Álamo calificó FITUR como una de las ediciones “más dinámicas y participativas”, subrayando la relevancia del mercado peninsular para la isla y los resultados obtenidos en materia de conectividad. En este sentido, Gran Canaria contará en el verano de 2026 con cerca de 900.000 plazas aéreas más que en 2019 y un incremento cercano al 5 % en las conexiones internacionales, situándose por encima de la media del conjunto de Canarias.
El consejero destacó que, aunque el crecimiento en la llegada de turistas es moderado, los ingresos continúan aumentando de forma significativa, en línea con los objetivos del Plan Estratégico de Turismo 2021-2025. “Estamos en uno de los mejores momentos de la historia del turismo en Gran Canaria”, señaló, recordando los récords de visitantes y facturación alcanzados en los últimos dos años.
Respecto al mercado alemán, uno de los tradicionales pilares del destino, Álamo reconoció su actual debilidad debido a la coyuntura económica del país, si bien resaltó que la isla ha logrado compensar esta situación gracias al crecimiento de otros mercados como el francés, italiano, polaco, portugués y de países del centro y este de Europa.
Paralelamente, Gran Canaria refuerza su posicionamiento como destino gastronómico con su participación en Madrid Fusión, donde acude con una delegación de medio centenar de profesionales del sector. La isla tendrá presencia destacada en el recinto ferial, con actividades propias, participación en el auditorio principal y la celebración del primer concurso de bocados con queso, además de la ponencia del chef Borja Marrero.

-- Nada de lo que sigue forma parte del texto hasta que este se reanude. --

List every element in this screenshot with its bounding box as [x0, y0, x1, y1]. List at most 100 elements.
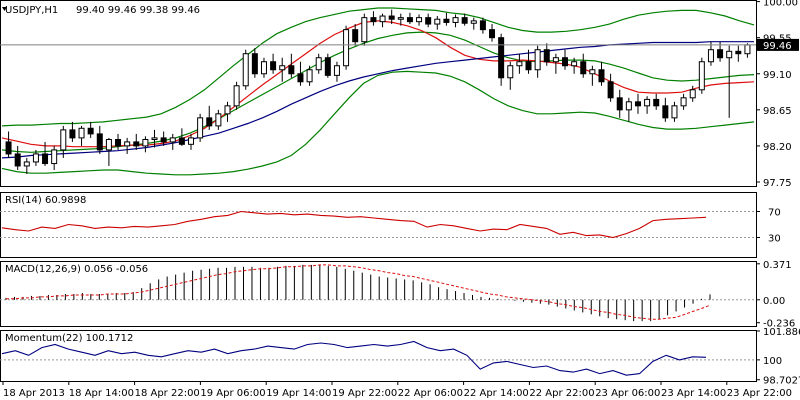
candle-up: [343, 29, 350, 67]
candle-down: [425, 17, 432, 25]
candle-down: [498, 37, 505, 79]
candle-down: [607, 81, 614, 99]
candle-down: [580, 61, 587, 75]
candle-down: [96, 133, 103, 151]
price-tick-label: 98.65: [763, 106, 792, 117]
x-tick-label: 23 Apr 14:00: [661, 388, 726, 399]
macd-tick-label: 0.371: [763, 260, 792, 271]
momentum-line: [1, 340, 707, 376]
candle-down: [479, 20, 486, 31]
candle-up: [698, 61, 705, 91]
candle-up: [306, 69, 313, 83]
x-tick-label: 19 Apr 14:00: [266, 388, 331, 399]
rsi-label: RSI(14) 60.9898: [5, 195, 86, 206]
price-plot-frame: [0, 0, 757, 187]
candle-up: [644, 98, 651, 107]
candle-down: [562, 57, 568, 67]
candle-up: [215, 113, 222, 127]
rsi-line: [1, 210, 707, 239]
candle-up: [279, 65, 286, 71]
candle-up: [534, 49, 541, 71]
candle-up: [571, 61, 578, 67]
candle-up: [78, 127, 85, 139]
candle-up: [625, 101, 632, 111]
candle-up: [470, 20, 477, 24]
candle-down: [370, 17, 377, 23]
rsi-tick-label: 30: [768, 234, 781, 245]
candle-up: [397, 17, 404, 20]
candle-down: [87, 127, 94, 135]
x-tick-label: 19 Apr 22:00: [332, 388, 397, 399]
candle-down: [388, 15, 395, 20]
x-axis: 18 Apr 2013 18 Apr 14:00 18 Apr 22:00 19 Ap…: [2, 381, 792, 399]
candle-up: [105, 139, 112, 151]
candle-down: [352, 29, 359, 43]
candle-down: [206, 117, 213, 127]
candle-up: [23, 161, 30, 167]
candle-down: [178, 137, 185, 145]
momentum-label: Momentum(22) 100.1712: [5, 333, 133, 344]
candle-down: [251, 53, 258, 75]
x-tick-label: 18 Apr 14:00: [69, 388, 134, 399]
candle-up: [60, 129, 67, 151]
candle-down: [160, 137, 167, 143]
candle-up: [315, 57, 322, 71]
ohlc-label: 99.40 99.46 99.38 99.46: [76, 5, 200, 16]
candle-up: [32, 153, 39, 163]
candle-down: [489, 29, 496, 39]
macd-tick-label: 0.00: [763, 296, 785, 307]
collapse-triangle-icon: [2, 7, 7, 11]
candle-up: [188, 137, 194, 145]
candle-up: [142, 139, 149, 147]
candle-down: [443, 18, 450, 23]
candle-down: [616, 97, 623, 111]
candle-up: [169, 137, 176, 143]
candle-up: [242, 53, 249, 87]
macd-label: MACD(12,26,9) 0.056 -0.056: [5, 264, 148, 275]
price-tick-label: 100.00: [763, 0, 798, 9]
candle-up: [707, 49, 714, 63]
candle-up: [233, 85, 240, 107]
momentum-tick-label: 100: [763, 356, 782, 367]
candle-down: [461, 17, 468, 24]
x-tick-label: 22 Apr 14:00: [464, 388, 529, 399]
candle-down: [735, 50, 742, 55]
candle-down: [297, 73, 304, 83]
candle-down: [717, 49, 724, 59]
candle-down: [42, 153, 49, 165]
candle-up: [452, 17, 459, 23]
rsi-panel: 70 30: [0, 192, 781, 258]
candle-down: [133, 141, 140, 147]
overlay-line-0: [1, 7, 755, 127]
rsi-plot-frame: [0, 192, 757, 258]
candle-up: [333, 65, 340, 76]
candle-up: [589, 69, 596, 75]
candle-up: [689, 89, 696, 99]
candle-down: [69, 129, 76, 139]
x-tick-label: 18 Apr 2013: [3, 388, 65, 399]
rsi-tick-label: 70: [768, 208, 781, 219]
candle-up: [671, 105, 678, 119]
candle-down: [288, 65, 295, 75]
candle-up: [434, 18, 441, 25]
candle-up: [260, 61, 267, 75]
candle-down: [14, 153, 21, 167]
candle-down: [662, 105, 669, 119]
candle-up: [552, 57, 559, 63]
macd-signal-line: [6, 264, 711, 320]
candle-up: [744, 44, 751, 55]
x-tick-label: 22 Apr 22:00: [529, 388, 594, 399]
x-tick-label: 18 Apr 22:00: [135, 388, 200, 399]
current-price-label: 99.46: [763, 41, 792, 52]
candle-up: [124, 141, 131, 147]
candle-up: [361, 17, 368, 43]
candle-down: [598, 69, 605, 83]
x-tick-label: 19 Apr 06:00: [200, 388, 265, 399]
x-tick-label: 23 Apr 22:00: [727, 388, 792, 399]
momentum-panel: 101.8866 100 98.7027: [0, 327, 800, 387]
candle-up: [379, 15, 386, 23]
momentum-tick-label: 101.8866: [763, 327, 800, 338]
candle-down: [5, 141, 12, 155]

Álamo subrayó que la gastronomía se ha convertido en una herramienta clave para diversificar la oferta turística, poner en valor el producto local y contribuir a una distribución más equilibrada de la riqueza en la isla. “No se trata de imitar, sino de mostrar lo que somos”, afirmó, destacando el papel del producto kilómetro cero y de los profesionales del sector en la proyección exterior de Gran Canaria.